= Automobiles Bernardet =

French motor manufacturer

Bernardet is the name of a manufacturing company created by three brothers named René, Robert and Roger Bernardet.

The company logo was a play on the brothers’ names, being a “3R” intertwined with a “B” and an “F” as in “Bernardet Frères” (Bernardet Brothers).

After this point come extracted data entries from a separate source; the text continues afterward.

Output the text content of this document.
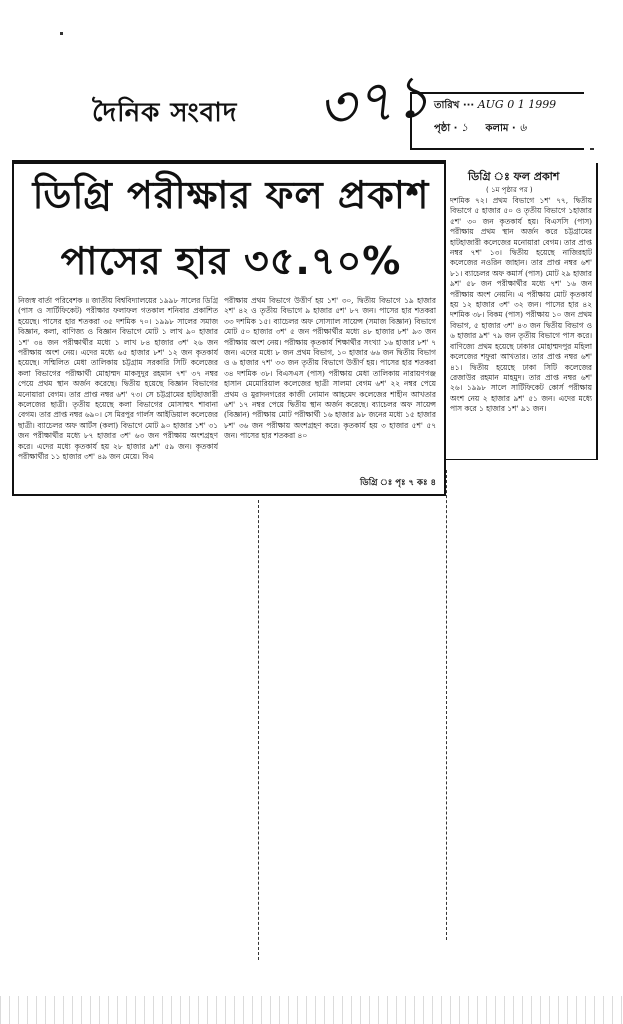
দৈনিক সংবাদ ৩৭১ তারিখ ··· AUG 0 1 1999
পৃষ্ঠা · ১ কলাম · ৬
ডিগ্রি পরীক্ষার ফল প্রকাশ
পাসের হার ৩৫.৭০%
নিজস্ব বার্তা পরিবেশক ॥ জাতীয় বিশ্ববিদ্যালয়ের ১৯৯৮ সালের ডিগ্রি (পাস ও সার্টিফিকেট) পরীক্ষার ফলাফল গতকাল শনিবার প্রকাশিত হয়েছে। পাসের হার শতকরা ৩৫ দশমিক ৭০। ১৯৯৮ সালের সমাজ বিজ্ঞান, কলা, বাণিজ্য ও বিজ্ঞান বিভাগে মোট ১ লাখ ৯০ হাজার ১শ' ৩৪ জন পরীক্ষার্থীর মধ্যে ১ লাখ ৮৪ হাজার ৩শ' ২৬ জন পরীক্ষায় অংশ নেয়। এদের মধ্যে ৬৫ হাজার ৮শ' ১২ জন কৃতকার্য হয়েছে। সম্মিলিত মেধা তালিকায় চট্টগ্রাম সরকারি সিটি কলেজের কলা বিভাগের পরীক্ষার্থী মোহাম্মদ মাকসুদুর রহমান ৭শ' ৩৭ নম্বর পেয়ে প্রথম স্থান অর্জন করেছে। দ্বিতীয় হয়েছে বিজ্ঞান বিভাগের মনোয়ারা বেগম। তার প্রাপ্ত নম্বর ৬শ' ৭৩। সে চট্টগ্রামের হাটহাজারী কলেজের ছাত্রী। তৃতীয় হয়েছে কলা বিভাগের মোসাম্মৎ শাবানা বেগম। তার প্রাপ্ত নম্বর ৬৯০। সে মিরপুর গার্লস আইডিয়াল কলেজের ছাত্রী। ব্যাচেলর অফ আর্টস (কলা) বিভাগে মোট ৯০ হাজার ১শ' ৩১ জন পরীক্ষার্থীর মধ্যে ৮৭ হাজার ৩শ' ৬৩ জন পরীক্ষায় অংশগ্রহণ করে। এদের মধ্যে কৃতকার্য হয় ২৮ হাজার ৯শ' ৫৯ জন। কৃতকার্য পরীক্ষার্থীর ১১ হাজার ৩শ' ৪৯ জন মেয়ে। বিএ
পরীক্ষায় প্রথম বিভাগে উত্তীর্ণ হয় ১শ' ৩০, দ্বিতীয় বিভাগে ১৯ হাজার ২শ' ৪২ ও তৃতীয় বিভাগে ৯ হাজার ৫শ' ৮৭ জন। পাসের হার শতকরা ৩৩ দশমিক ১৫। ব্যাচেলর অফ সোস্যাল সায়েন্স (সমাজ বিজ্ঞান) বিভাগে মোট ৫০ হাজার ৩শ' ৫ জন পরীক্ষার্থীর মধ্যে ৪৮ হাজার ৮শ' ৯৩ জন পরীক্ষায় অংশ নেয়। পরীক্ষায় কৃতকার্য শিক্ষার্থীর সংখ্যা ১৬ হাজার ৮শ' ৭ জন। এদের মধ্যে ৮ জন প্রথম বিভাগ, ১০ হাজার ৬৬ জন দ্বিতীয় বিভাগ ও ৬ হাজার ৭শ' ৩৩ জন তৃতীয় বিভাগে উত্তীর্ণ হয়। পাসের হার শতকরা ৩৪ দশমিক ৩৮। বিএসএস (পাস) পরীক্ষায় মেধা তালিকায় নারায়ণগঞ্জ হাসান মেমোরিয়াল কলেজের ছাত্রী সালমা বেগম ৬শ' ২২ নম্বর পেয়ে প্রথম ও মুরাদনগরের কাজী নোমান আহমেদ কলেজের শাহীন আখতার ৬শ' ১৭ নম্বর পেয়ে দ্বিতীয় স্থান অর্জন করেছে। ব্যাচেলর অফ সায়েন্স (বিজ্ঞান) পরীক্ষায় মোট পরীক্ষার্থী ১৬ হাজার ৯৮ জনের মধ্যে ১৫ হাজার ৮শ' ৩৬ জন পরীক্ষায় অংশগ্রহণ করে। কৃতকার্য হয় ৩ হাজার ৫শ' ৫৭ জন। পাসের হার শতকরা ৪০
ডিগ্রি ঃ পৃঃ ৭ কঃ ৪
ডিগ্রি ঃ ফল প্রকাশ
( ১ম পৃষ্ঠার পর )
দশমিক ৭২। প্রথম বিভাগে ১শ' ৭৭, দ্বিতীয় বিভাগে ৫ হাজার ৫০ ও তৃতীয় বিভাগে ১হাজার ৫শ' ৩০ জন কৃতকার্য হয়। বিএসসি (পাস) পরীক্ষায় প্রথম স্থান অর্জন করে চট্টগ্রামের হাটহাজারী কলেজের মনোয়ারা বেগম। তার প্রাপ্ত নম্বর ৭শ' ১৩। দ্বিতীয় হয়েছে নাজিরহাট কলেজের নওরিন জাহান। তার প্রাপ্ত নম্বর ৬শ' ৮১। ব্যাচেলর অফ কমার্স (পাস) মোট ২৯ হাজার ৯শ' ৫৮ জন পরীক্ষার্থীর মধ্যে ৭শ' ১৬ জন পরীক্ষায় অংশ নেয়নি। এ পরীক্ষায় মোট কৃতকার্য হয় ১২ হাজার ৩শ' ৩২ জন। পাসের হার ৪২ দশমিক ৩৮। বিকম (পাস) পরীক্ষায় ১০ জন প্রথম বিভাগ, ৫ হাজার ৩শ' ৪৩ জন দ্বিতীয় বিভাগ ও ৬ হাজার ৯শ' ৭৯ জন তৃতীয় বিভাগে পাস করে। বাণিজ্যে প্রথম হয়েছে ঢাকার মোহাম্মদপুর মহিলা কলেজের শফুরা আখতার। তার প্রাপ্ত নম্বর ৬শ' ৪১। দ্বিতীয় হয়েছে ঢাকা সিটি কলেজের রেজাউর রহমান মাহমুদ। তার প্রাপ্ত নম্বর ৬শ' ২৬। ১৯৯৮ সালে সার্টিফিকেট কোর্স পরীক্ষায় অংশ নেয় ২ হাজার ৯শ' ৫১ জন। এদের মধ্যে পাস করে ১ হাজার ১শ' ৯১ জন।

The company was a manufacturer of sidecars and later of motor scooters, but between 1946 and 1950 Bernardet attempted to become an automobile manufacturer; this ambition was thwarted by government restrictions which prevented them from being able to acquire the necessary materials and components.

==The enterprise==
The enterprise prepared prototype cars at their plant in Châtillon-sous-Bagneux, south suburb of Paris, in 1946. In 1950 the last was presented at the Geneva Motor Exhibition.

==The cars==
For the 1946 Paris Motor Show the company exhibited a small front wheel drive car with a transversely mounted flat-four cylinder two stroke engine of 798 cc. The cars shown in the 1947 Automobila magazine and in the 1948 Automobila magazine were very appreciated by the public and orders were made during the show.
However, the Bernardet brothers had failed to obtain the consent of the authorities to their plans, and were unable to purchase the materials necessary to put the cars into production.

At the 1947 Paris Motor Show a similar coupé bodied "hard-top“ was shown, but none of these cars were produced and sold. For the 1949 model the engine size was reduced to 748 cc.